Chronic activation of the type I interferon (IFN) pathway plays a critical role in systemic lupus erythematosus (SLE) pathogenesis. Anifrolumab is a human monoclonal antibody to the type I IFN receptor subunit 1, which blocks the action of type I IFNs. Two phase 3 studies (TULIP-1 and TULIP-2) and a phase 2b study (MUSE) provide substantial evidence for the efficacy and safety of Anifrolumab for moderately to severely active SLE. In all three studies, monthly intravenous Anifrolumab 300 mg was associated with treatment differences >16% compared with placebo at Week 52 in British Isles Lupus Assessment Group-based Composite Lupus Assessment response rates. The combined data across a range of other clinically significant endpoints (e.g. oral corticosteroid reduction, improved skin disease, flare reduction) further support the efficacy of Anifrolumab for SLE treatment. The safety profile of Anifrolumab was generally similar across all studies; serious adverse events occurred in 8-16% and 16-19% of patients receiving Anifrolumab and placebo, respectively. Herpes zoster incidence was greater with Anifrolumab (≤7%) vs placebo (≤2%). Evidence from these clinical trials suggests that in patients with active SLE, Anifrolumab is superior to placebo in achieving composite endpoints of disease activity response and oral corticosteroid reduction.
Anifrolumab reduces flare rates in patients with moderate to severe systemic lupus erythematosus
Lupus 2021 Jul;30(8):1254-1263.PMID:33977796DOI:10.1177/09612033211014267.

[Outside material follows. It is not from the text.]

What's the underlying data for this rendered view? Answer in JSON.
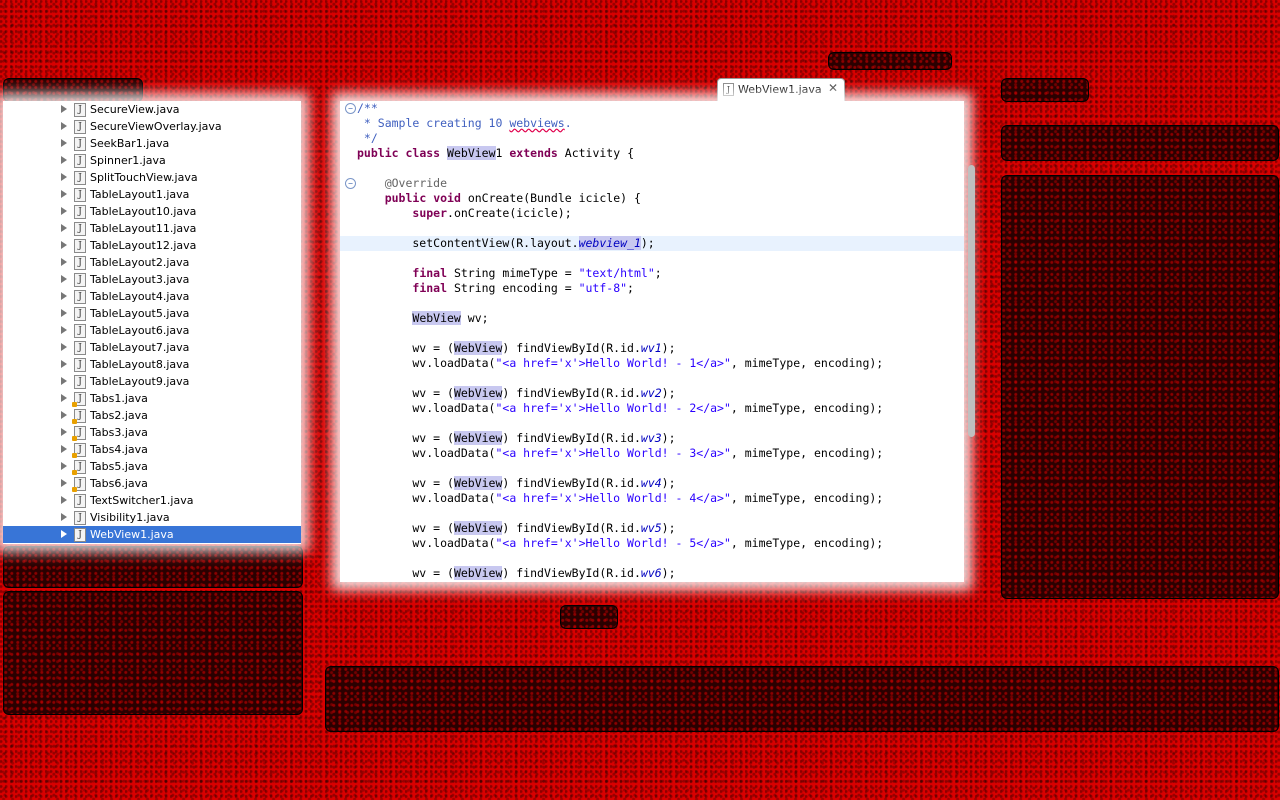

Background: Systemic lupus erythematosus (SLE) management objectives include preventing disease flares while minimizing glucocorticoid exposure. Pooled data from the phase 3 TULIP-1 and TULIP-2 trials in patients with moderate to severe SLE were analyzed to determine Anifrolumab's effect on flares, including those arising with glucocorticoid taper. Methods: TULIP-1 and TULIP-2 were randomized, placebo-controlled, 52-week trials of intravenous Anifrolumab (300 mg every 4 weeks for 48 weeks). For patients receiving baseline glucocorticoid ≥10 mg/day, attempted taper to ≤7.5 mg/day prednisone or equivalent from Weeks 8-40 was required and defined as sustained reduction when maintained through Week 52. Flares were defined as ≥1 new BILAG-2004 A or ≥2 new BILAG-2004 B scores versus the previous visit. Flare assessments were compared for patients receiving Anifrolumab versus placebo. Results: Compared with placebo (n = 366), Anifrolumab (n = 360) was associated with lower annualized flare rates (rate ratio 0.75, 95% confidence interval [CI] 0.60-0.95), prolonged time to first flare (hazard ratio 0.70, 95% CI 0.55-0.89), and fewer patients with ≥1 flare (difference -9.3%, 95% CI -16.3 to -2.3), as well as flares in organ domains commonly active at baseline (musculoskeletal, mucocutaneous). Fewer BILAG-based Composite Lupus Assessment responders had ≥1 flare with Anifrolumab (21.1%, 36/171) versus placebo (30.4%, 34/112). Of patients who achieved sustained glucocorticoid reductions from ≥10 mg/day at baseline, more remained flare free with Anifrolumab (40.0%, 76/190) versus placebo (17.3%, 32/185). Conclusions: Analyses of pooled TULIP-1 and TULIP-2 data support that Anifrolumab reduces flares while permitting glucocorticoid taper in patients with SLE.ClinicalTrials.gov identifiersTULIP-1 NCT02446912 (clinicaltrials.gov/ct2/show/NCT02446912);TULIP-2 NCT02446899 (clinicaltrials.gov/ct2/show/NCT02446899).